Evet, birkaç kere gittim Mardin’e. İlk gittiğimde kaldığımız otelin avlusunda güneş batıyordu, ayağa kalkıp etrafımı izledim; muazzamdı. Büyülenmiştim. Hatta kendimi tutamayıp Murathan Mungan’ın Mardin’le ilgili bir cümlesini paylaşmıştım sosyal medyada. Bir kez girdi mi Mardin hayatına hayatına, kader gibi takip eder” cümlesi… Mungan’ın Mardin’ine benzettim mi bilmiyorum ama sokaklarında dolaşırken onu düşündüm. Hatta sanırım üçüncü gittiğimde akşamın bir vakti delilik edip gazeteci arkadaşlarla Süryani şarabı alıp ara sokakları geze geze içmiştik. Tuhaf bir maceraydı, yine güneş batıyordu. Mungan’ın taşın ve aşkın şiiri demesi gelmişti aklıma, doğruydu. Yani doğrudan kentin sarılığında, o taş evlerin ruhunda hissediyordum elbette Mungan’ı ama bunu kelimelerle fani dünyaya aktarmam biraz zor.

Bugün doğum günü. Ne söylemek istersin? Bir de rakı sofrasında bir şarkı hediye etmeni istesem, hangi şarkıyı hediye ederdin?

Ben üç ayrı kimlikle bir bölünme yaşıyorum; her şeyden önce bir okurum, sonra gazeteciyim ve en son olarak da yazarım.
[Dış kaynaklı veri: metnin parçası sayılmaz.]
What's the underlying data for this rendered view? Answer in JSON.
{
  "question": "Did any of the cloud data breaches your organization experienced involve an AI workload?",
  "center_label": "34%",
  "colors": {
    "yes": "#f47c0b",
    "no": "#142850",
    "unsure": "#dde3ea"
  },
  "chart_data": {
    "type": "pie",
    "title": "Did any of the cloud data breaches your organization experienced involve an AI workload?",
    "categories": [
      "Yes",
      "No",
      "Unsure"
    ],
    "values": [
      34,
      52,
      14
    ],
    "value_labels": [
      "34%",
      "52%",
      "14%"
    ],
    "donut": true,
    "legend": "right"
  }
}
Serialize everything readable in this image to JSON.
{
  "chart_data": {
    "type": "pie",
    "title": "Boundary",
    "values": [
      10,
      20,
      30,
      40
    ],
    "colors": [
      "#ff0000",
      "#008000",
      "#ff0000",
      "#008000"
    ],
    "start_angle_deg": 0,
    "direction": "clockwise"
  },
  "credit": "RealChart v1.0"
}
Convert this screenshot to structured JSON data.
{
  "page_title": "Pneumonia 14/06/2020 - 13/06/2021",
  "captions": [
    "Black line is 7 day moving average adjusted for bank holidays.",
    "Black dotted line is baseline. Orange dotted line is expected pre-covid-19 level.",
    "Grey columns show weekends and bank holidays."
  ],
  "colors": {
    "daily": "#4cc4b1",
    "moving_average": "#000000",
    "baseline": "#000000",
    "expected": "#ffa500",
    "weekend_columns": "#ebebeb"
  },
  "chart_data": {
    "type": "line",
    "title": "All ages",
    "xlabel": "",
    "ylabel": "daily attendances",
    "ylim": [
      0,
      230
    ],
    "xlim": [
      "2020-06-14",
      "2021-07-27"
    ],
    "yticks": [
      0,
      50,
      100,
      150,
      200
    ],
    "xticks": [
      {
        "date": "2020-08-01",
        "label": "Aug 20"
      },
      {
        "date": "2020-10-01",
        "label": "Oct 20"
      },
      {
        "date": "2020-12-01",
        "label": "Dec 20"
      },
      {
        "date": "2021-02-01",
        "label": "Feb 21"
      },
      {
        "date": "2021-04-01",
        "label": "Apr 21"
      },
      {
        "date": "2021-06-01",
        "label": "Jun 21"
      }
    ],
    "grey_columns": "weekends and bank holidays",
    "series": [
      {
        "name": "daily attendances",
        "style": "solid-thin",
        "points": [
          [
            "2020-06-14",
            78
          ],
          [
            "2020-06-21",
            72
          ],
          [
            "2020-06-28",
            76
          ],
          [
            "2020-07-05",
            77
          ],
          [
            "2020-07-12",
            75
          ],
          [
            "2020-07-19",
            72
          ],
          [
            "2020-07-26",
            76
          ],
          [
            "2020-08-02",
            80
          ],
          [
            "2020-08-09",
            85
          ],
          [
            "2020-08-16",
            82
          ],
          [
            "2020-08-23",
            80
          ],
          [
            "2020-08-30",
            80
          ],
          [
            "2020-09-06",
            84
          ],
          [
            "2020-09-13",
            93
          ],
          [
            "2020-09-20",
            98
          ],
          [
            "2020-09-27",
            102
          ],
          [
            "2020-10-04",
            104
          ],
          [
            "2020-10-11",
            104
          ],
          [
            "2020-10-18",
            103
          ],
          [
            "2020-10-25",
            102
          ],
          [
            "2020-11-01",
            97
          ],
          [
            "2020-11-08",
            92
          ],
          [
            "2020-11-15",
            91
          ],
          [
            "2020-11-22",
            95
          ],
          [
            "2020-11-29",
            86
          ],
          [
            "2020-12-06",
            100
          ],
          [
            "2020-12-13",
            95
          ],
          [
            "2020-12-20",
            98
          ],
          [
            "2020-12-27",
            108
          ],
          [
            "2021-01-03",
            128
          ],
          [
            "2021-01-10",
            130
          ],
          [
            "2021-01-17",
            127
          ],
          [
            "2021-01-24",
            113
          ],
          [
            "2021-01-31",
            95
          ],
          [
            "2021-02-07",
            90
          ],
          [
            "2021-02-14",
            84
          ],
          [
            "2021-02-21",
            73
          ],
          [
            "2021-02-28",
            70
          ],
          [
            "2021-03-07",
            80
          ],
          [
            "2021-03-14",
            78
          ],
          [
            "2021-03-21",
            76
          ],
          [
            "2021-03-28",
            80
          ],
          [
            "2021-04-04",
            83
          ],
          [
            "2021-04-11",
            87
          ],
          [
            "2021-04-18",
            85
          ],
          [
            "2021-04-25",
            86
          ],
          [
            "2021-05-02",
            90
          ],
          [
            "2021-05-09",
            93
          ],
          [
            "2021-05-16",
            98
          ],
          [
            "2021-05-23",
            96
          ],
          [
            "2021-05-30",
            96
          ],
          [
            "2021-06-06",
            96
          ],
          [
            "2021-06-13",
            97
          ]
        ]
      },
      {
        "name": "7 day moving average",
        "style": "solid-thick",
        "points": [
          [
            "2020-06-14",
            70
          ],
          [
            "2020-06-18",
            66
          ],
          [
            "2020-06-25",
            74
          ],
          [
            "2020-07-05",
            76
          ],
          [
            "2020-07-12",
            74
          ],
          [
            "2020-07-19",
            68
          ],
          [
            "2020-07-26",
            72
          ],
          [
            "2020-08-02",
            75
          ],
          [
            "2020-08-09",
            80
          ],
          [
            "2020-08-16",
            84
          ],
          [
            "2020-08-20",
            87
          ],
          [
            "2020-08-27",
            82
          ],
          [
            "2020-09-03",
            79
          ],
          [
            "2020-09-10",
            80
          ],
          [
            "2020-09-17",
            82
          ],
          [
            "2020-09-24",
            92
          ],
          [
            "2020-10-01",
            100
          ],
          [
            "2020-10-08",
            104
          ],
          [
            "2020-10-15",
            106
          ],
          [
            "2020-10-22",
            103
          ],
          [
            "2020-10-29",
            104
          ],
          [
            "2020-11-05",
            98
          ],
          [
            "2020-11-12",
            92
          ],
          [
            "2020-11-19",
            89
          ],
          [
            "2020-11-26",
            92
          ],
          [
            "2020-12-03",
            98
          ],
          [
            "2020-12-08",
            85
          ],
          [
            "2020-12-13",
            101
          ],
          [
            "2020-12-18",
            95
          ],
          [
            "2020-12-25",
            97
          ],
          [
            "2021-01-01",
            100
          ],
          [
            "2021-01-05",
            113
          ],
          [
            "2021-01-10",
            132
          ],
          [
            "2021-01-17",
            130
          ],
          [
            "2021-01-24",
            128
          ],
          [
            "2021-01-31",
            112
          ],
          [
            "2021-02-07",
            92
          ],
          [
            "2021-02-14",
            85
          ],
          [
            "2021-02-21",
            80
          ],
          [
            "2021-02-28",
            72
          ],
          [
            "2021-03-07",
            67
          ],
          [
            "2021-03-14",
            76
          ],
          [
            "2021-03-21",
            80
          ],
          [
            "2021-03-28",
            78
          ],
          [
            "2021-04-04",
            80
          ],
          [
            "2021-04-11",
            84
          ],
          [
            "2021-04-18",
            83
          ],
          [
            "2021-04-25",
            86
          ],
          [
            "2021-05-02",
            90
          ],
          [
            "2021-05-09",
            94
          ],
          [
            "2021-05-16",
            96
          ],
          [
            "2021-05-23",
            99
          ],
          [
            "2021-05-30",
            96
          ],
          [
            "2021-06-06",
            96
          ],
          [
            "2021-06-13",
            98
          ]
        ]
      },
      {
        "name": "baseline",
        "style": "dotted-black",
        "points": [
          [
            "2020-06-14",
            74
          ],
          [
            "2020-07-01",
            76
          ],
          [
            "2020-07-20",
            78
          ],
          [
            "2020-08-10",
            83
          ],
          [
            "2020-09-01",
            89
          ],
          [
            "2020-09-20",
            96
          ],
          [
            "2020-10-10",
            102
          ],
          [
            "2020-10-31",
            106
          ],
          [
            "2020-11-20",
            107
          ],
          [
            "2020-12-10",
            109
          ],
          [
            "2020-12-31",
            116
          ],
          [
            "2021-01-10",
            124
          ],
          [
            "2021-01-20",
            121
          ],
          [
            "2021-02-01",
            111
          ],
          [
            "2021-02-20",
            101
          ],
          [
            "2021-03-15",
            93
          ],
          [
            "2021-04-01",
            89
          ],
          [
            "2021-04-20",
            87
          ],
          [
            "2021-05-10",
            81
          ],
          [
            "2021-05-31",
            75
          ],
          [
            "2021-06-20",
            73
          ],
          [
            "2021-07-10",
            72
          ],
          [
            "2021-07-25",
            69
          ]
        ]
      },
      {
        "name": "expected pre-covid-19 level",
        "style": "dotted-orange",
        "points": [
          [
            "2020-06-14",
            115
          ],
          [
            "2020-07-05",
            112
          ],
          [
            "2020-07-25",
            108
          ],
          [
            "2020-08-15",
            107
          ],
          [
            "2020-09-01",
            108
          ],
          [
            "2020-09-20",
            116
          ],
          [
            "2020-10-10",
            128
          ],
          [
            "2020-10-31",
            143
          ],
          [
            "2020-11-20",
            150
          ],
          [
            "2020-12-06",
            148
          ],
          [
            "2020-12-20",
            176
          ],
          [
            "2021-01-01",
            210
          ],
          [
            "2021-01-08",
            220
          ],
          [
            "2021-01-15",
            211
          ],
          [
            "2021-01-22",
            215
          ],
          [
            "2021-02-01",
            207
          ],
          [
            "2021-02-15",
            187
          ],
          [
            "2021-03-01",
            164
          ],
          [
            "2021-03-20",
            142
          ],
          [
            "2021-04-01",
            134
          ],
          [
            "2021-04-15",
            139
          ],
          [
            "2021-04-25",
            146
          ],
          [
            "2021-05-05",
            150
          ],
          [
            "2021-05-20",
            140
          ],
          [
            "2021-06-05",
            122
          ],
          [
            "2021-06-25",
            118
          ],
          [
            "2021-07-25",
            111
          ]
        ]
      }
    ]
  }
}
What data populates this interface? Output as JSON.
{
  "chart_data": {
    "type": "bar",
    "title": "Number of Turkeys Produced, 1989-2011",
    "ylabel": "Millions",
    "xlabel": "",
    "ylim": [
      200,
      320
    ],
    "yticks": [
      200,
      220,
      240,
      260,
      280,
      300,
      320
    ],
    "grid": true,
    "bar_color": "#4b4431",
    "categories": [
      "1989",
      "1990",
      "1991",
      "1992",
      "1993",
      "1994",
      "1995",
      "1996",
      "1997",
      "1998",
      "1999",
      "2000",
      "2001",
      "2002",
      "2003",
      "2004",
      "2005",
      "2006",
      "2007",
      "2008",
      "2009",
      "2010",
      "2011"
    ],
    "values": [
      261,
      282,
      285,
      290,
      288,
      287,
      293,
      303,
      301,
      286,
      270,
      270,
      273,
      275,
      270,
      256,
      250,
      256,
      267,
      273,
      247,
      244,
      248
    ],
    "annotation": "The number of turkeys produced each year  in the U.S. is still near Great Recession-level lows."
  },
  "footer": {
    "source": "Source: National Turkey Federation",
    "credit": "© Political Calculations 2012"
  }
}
Yıllardır yazarlarla söyleşi yapıyorum. Bir yazara söyleşiye giderken, eğer çocukluk ve ilk gençlik yıllarımda mühürü varsa o yazarın söyleşisine giderken kalbim boğazımda atar. İşte ben sevgili Murathan Mungan, size gelirken de böyle oldum. Okur muydum, gazeteci miydim? O an gazeteci olamadığını çaktırmamaya çalışan bir okurdum sanırım. O gün şaşkınlıktan, dilim dönmüyor, cümlelerim devriliyor, sürekli yere ve bahçeye bakıyordum. Ama tabii haddimi bilmem gerekti, bir gazeteci gibi davranmam gerekiyordu oysa ben her şeyden önce okurunuzdum. Hatta o söyleşimizin giriş yazısına şöyle yazmıştım: “Kendimi bir gazeteciden ziyade, şaşkın ve kurmaya çalıştığı cümleleri sürekli deviren bir okur gibi hissediyorum. Evet, öyleyim de… John Steinbeck’in Tatlı Perşembe romanının çook eski baskısını görünce heyecandan sesim yükseliyor. Ne de olsa bugün “tatlı perşembe…” Söyleşiye başlamadan önce birkaç ay önce çıkmış kitabım için iyi dileklerinizi söylediniz. O kadar çok utanmıştım ki anlatamam. “İnşallah okumamıştır” demiştim kendi kendime. O utancımı anlatmayı çok istemiştim. Ben kimim ki? Kendimle kavgalarım, dünyayla bitmeyen bir dövüşüm var. Küçüğüm farkındayım, acemiyim aslında ama çaktırmamam da gerek. Daha sonra evinde çatı katında, sanırım dolapların arasında gizli bir dolap vardı, birlikte oraya girdik. O kadar dardı ki iki büklüm olup orada oturduk. İnanamıyordum, o an kendimi çok özel hissetmiştim. Arızalı ve kendini özel sanan bir okurdum işte. Çok karışık bir duygu haliydi. Sizin için gazeteci değil hep şaşkın, heyecanlı bir okur olarak kalmak istiyorum. Karşılaşmalarımızın hiçbirinde size bunları anlatmadım, anlatamazdım. Ne ağzı laf yapan bir gazeteciyim ne de kitabını sevdiği yazara hediye edecek kadar kendine güvenen bir yazar adayı. Ben sadece sizin okurunuzum sevgili Murathan Mungan. Cevabı ömür süren soruların peşine takılmış, hayatın öldüremediği o şeyi kara kutusunda saklayan ve son darbeye de hazırlanmış, içine bakmayı ve o yükseklikten korkmayı, duygusuzlukla mutsuzluk arasında seçim yapmayı, gidenin değil kalanın terk eden olduğunu, insanı boynundaki yaradan öpmeyi, tüm güzelliği ve çirkinliğiyle yaşama uğraşının peşini bırakmamayı öğrenen bir okur…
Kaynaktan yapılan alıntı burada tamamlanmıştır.